Agitation and thermal stability of all purified antibodies. Monoclonal antibody ‘A’ (mAb_A) is indicated by the black circle and mAb_B is indicated by the black square. The variants of antibody ‘A’ are designated by the diamonds. The color of the diamonds represents the quantity of substitutions as compared to antibody ‘A’. Red, green, gray, brown, blue, orange, yellow and purple represents 1 through 8 substitutions in a variant, respectively. Plot (A) shows that engineered mAb_A variants with a higher number of residue substitutions often conferred improved agitation stability. However, those variants with improved agitation stability did not always exhibit improved thermal stability as shown in plot (B). The variants in the lower-left section of the plot did exhibit improved stability to both stresses as compared to the mAb_A parent.
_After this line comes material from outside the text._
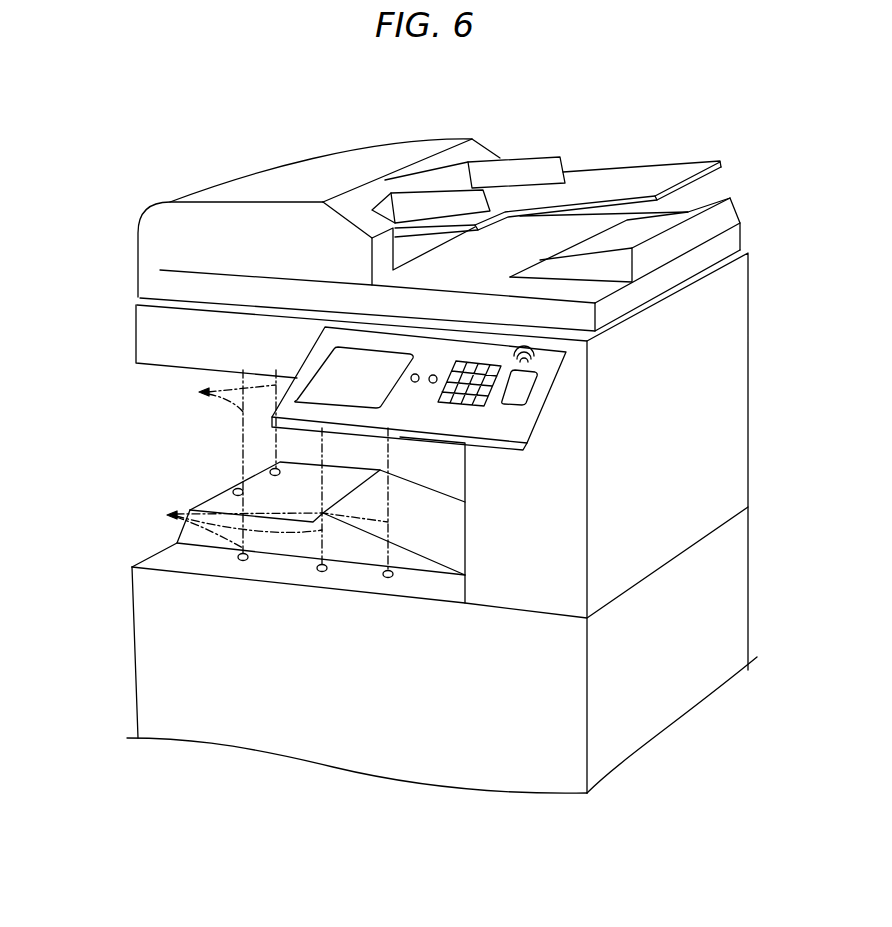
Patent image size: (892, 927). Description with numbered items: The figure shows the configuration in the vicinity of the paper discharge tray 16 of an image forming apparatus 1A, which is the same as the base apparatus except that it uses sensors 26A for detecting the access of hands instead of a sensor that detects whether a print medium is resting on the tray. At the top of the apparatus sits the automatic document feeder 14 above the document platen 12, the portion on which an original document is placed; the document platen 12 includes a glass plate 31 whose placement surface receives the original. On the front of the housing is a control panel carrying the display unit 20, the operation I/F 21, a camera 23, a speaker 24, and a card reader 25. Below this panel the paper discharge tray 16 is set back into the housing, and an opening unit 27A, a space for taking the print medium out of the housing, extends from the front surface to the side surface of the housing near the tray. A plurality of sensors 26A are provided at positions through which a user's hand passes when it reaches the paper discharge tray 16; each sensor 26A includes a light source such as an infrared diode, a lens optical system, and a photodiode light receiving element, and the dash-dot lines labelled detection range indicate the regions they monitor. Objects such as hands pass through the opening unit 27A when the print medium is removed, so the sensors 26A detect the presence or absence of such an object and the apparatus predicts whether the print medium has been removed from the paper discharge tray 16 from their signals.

The quantity of substitutions indicated by the ordinate only applies to the engineered variants of mAb_A.

Figure 5.

Antibodies that bound in the Biacore assay. The black circle represents mAb_A, the black square represents mAb_B and the mAb_A variants are represented by the diamonds. The color of the diamonds represents the number of residue substitutions as compared to the mAb_A parent (as described in previous figures). Marker size from smallest to largest indicates the binding affinity range from 0.18 nM to 12.40 nM. The dotted line is the upper limit of quantitation of the biological assay, 3.33 nM. The 3 labeled variants exhibited improved agitation stability and sub-100 pM biological activity. The only substitution they all had in common was I30T in framework 1 of the VH.

Figure 6.

Location and type of mAb_A substitutions in variant 42. The 3 substitutions (T39D in green CPK, I30T in yellow CPK and L9D in aqua CPK) were effectively distributed on the Fv to remediate much of the aggregation experienced by the mAb_A parent. Their motifs are indicated by the translucent molecular surfaces. These 3 substitutions also caused minimal impact to biological activity as compared to the parent. The 2 large SAP motifs indicated by the red and blue molecular surfaces at the top-central region of the Fv conferred minimal instability on agitation in this construct.